Israel had no intention of granting a Palestinian state at Madrid or at Oslo where the PLO was superseded by the quivering, quisling Palestinian Authority, too many of whose cronies grasped at the wealth and prestige it gave them at the expense of their own kin. As Israel beamed into the world's satellites and microphones its desire for peace and a two-state solution, it more than doubled the number of illegal Jewish settlements on the ground in the West Bank and around East Jerusalem.

It must be made clear, however, in spite of recent media hype, that the Palestinians are the victims in this scenario. They have been subject to humiliation, their lands robbed and occupied. They face the terror of the Israeli state. They now want to crush the people of Gaza. Ironically, these actions will serve to strengthen Hamas as the defender of the Palestinians, while Abbas, the stooge of the imperialists in the West Bank, is becoming more and more unpopular.

The pro-western ruling elites of the Arab states are no friends of the Palestinians either. Egypt has sealed the border with Gaza. It was no accident that Mubarak warmly hosted Livni, Israel's foreign minister, in Cairo just before the launch of the offensive. The Israelis have no intention of reoccupying Gaza, which would leave it administering a hostile population of 1.5m. They simply want to destroy the infrastructure and crush the spirit of the Palestinians. The Israeli government also have an eye on the general election in February 2009 and want to capitalise on this war-hysteria. However, they were defeated in Lebanon and they cannot afford to be seen as being defeated in Gaza, whatever the outcome.

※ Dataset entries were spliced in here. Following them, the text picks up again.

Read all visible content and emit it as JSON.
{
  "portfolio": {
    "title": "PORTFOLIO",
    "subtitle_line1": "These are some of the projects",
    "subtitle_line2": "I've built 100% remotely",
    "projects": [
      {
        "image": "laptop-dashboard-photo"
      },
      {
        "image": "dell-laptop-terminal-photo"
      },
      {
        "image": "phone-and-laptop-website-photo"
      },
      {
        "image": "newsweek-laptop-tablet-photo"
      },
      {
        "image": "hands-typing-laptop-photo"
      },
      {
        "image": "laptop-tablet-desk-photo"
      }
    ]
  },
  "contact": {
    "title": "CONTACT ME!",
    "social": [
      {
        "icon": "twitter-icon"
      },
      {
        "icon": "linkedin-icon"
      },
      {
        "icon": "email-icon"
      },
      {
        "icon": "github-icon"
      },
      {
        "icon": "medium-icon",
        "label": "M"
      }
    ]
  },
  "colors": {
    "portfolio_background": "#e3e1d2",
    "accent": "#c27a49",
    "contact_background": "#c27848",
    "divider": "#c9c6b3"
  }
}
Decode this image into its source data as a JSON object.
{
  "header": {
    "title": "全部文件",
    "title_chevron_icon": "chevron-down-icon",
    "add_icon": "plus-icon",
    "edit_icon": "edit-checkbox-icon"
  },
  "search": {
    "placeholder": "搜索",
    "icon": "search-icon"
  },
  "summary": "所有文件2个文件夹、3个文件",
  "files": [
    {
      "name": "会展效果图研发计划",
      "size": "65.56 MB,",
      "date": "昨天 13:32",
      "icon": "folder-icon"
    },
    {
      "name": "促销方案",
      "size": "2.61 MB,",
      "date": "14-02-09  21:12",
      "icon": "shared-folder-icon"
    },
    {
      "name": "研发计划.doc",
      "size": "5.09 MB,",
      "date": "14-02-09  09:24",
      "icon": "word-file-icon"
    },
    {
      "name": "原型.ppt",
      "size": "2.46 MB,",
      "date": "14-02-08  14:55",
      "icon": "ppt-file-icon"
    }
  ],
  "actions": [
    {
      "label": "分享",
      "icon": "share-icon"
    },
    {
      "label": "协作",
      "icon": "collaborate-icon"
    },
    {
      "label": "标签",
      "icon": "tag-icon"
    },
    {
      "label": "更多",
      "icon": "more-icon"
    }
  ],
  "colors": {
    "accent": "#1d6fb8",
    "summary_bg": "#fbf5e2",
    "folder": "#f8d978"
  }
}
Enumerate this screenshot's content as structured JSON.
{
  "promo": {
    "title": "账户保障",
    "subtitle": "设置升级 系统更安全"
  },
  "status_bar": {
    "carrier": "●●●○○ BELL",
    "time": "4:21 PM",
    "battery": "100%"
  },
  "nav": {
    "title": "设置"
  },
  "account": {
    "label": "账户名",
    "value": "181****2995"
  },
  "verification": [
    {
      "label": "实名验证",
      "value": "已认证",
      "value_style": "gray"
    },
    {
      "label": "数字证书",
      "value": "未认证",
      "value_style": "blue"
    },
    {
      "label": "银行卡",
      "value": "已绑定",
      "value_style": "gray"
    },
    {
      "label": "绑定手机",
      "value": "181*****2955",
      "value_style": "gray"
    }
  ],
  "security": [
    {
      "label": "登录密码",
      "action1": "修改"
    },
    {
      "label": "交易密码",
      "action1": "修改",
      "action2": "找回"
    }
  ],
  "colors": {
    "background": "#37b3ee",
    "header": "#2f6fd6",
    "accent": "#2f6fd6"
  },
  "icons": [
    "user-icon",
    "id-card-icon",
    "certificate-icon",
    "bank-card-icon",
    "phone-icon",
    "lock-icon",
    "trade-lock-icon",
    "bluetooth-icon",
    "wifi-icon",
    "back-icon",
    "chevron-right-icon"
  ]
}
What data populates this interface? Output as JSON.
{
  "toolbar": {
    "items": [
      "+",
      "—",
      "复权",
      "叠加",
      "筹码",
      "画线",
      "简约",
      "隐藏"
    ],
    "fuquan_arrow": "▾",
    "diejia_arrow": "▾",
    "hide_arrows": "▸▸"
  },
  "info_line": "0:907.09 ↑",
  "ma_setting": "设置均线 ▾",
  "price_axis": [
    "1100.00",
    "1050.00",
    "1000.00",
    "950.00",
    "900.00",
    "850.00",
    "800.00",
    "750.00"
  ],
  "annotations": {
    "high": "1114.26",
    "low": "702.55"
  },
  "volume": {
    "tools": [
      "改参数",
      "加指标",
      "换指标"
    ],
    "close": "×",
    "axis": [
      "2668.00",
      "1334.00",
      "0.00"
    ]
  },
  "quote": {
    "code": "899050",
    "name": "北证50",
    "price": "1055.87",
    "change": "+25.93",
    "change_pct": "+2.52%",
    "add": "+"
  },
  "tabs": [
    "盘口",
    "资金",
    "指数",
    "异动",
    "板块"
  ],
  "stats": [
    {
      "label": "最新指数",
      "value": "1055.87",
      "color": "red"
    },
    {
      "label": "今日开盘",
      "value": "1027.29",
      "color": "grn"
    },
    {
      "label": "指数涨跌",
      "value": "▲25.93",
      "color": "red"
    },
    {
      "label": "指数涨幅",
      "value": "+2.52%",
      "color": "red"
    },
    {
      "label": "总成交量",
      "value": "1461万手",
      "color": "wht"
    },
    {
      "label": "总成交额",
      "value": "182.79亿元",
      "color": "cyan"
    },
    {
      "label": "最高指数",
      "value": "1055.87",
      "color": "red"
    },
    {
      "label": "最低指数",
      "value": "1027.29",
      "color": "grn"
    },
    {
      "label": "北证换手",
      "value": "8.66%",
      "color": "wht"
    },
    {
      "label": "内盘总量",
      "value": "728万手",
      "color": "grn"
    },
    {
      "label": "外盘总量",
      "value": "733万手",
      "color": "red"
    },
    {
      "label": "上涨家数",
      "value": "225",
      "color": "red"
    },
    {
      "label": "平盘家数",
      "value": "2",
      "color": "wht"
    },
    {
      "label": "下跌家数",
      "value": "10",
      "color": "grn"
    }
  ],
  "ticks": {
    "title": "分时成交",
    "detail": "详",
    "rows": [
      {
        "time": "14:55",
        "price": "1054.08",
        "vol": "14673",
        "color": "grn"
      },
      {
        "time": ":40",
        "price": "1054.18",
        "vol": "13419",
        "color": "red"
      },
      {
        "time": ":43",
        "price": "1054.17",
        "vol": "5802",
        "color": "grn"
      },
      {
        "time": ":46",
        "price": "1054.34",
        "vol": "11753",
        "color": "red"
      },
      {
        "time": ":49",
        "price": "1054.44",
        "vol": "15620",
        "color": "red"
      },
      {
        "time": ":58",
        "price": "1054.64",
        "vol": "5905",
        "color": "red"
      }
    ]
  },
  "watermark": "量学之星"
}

The flurry of EU diplomatic activity will come to nothing. There is talk of some trusted presence at the border with Egypt, but there will be few volunteers to commit troops to this region. Whatever the eventual agreement, the Palestinians will be the losers

This is not to say that Gaza is meaningless to Israel in its own right. Despite its massive levels of poverty, the fact that the Gaza masses depend on goods coming through Israel gives the Israelis an advantage in terms of a captive market as well, that is, as a long-term perspective. This may also explain why the Israeli army has made much more of an effort to destroy the tunnels that smuggle goods from Egypt than it has to destroy the rocket launchers which were the formal reason for the operation in the first place!

The systematic bombing of Gaza once more lays bare the total bankruptcy of Palestinian nationalism - and Arab nationalism as a whole. For the Palestinians, as well as all Arabs, the dead-end of the previous armed struggle that continued until the expulsion of the PLO from Lebanon in 1982, and the numerous negotiations which never question the borders imposed by the imperialist robbers and looters, has led to more and more brutality, depravation and desperation for the masses. In return, this desperation has spawned the courageous, but highly misguided, and ultimately futile, acts of the new guerrilla movements. The old policy's bankruptcy is now displayed in starker terms by the Islamic groups' suicide bombers who repeat the mistakes of the previous generation in a callous way that wastes their lives without advancing the mass struggle.

Despite all their attempts the Israelis will not manage to undermine Hamas and other Palestinian groups advocating resistance to the Zionist onslaught. The Zionists will actually boost support for them as they did with Hezbollah in 2006. This is because these movements - for now - have become the only hope of the oppressed and exploited masses.

The writer is a research fellow at Metropolitan University, London.